Your roof structure sets the rules of the game.
Cut (traditional) roofs use individual rafters and purlins. They often leave clear space down the middle, which makes adding new floor joists, insulation and stairs straightforward. Loads transfer to walls and purlins; steel is sometimes needed but can be modest.
Trussed roofs (common from late 1960s on) use factory-made triangular frames. They’re efficient—but those web members occupy the very volume you want to inhabit. Conversions usually need a designed solution (steels, trimmed openings, new floor system) to carry loads once webs are cut or replaced.
How to tell quickly:
– Look for repeating timber triangles (trusses) vs separate rafters and purlins (cut).

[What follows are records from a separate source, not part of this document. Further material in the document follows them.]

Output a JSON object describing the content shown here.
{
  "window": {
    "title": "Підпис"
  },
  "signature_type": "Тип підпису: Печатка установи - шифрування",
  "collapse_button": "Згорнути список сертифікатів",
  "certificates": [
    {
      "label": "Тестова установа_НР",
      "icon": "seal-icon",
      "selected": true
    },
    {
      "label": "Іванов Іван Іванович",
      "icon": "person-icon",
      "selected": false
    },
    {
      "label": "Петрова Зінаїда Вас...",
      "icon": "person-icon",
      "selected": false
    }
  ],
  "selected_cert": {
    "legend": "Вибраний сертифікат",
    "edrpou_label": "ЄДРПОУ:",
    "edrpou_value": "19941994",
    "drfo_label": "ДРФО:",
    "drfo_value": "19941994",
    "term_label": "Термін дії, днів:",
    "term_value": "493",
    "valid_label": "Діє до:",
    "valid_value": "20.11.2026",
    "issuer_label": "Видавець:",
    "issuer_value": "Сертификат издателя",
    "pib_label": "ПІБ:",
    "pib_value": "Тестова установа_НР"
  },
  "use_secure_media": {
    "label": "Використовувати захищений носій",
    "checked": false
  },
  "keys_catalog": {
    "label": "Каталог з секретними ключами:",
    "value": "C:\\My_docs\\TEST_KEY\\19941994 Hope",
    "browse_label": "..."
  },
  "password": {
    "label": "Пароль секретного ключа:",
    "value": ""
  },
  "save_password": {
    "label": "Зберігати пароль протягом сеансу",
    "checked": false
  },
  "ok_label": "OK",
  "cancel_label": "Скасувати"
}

– Check the age of the house and the loft photos.
– If in doubt, assume you’ll need an engineer.
Design implications:
– Stairs & headroom: trussed roofs often push you toward a modest dormer to create standing space over stairs and landing.
– Cost & program: more structure usually means more spend and coordination, but a clean design avoids nasty surprises later.
– Services: plan routes early—steels and new joists constrain duct runs and soil pipes.
What to do next:
Get an architect + structural engineer to scope a concept scheme with a load path, indicative steel sizes/positions, and insulation/ventilation build-ups. This early clarity saves money on site.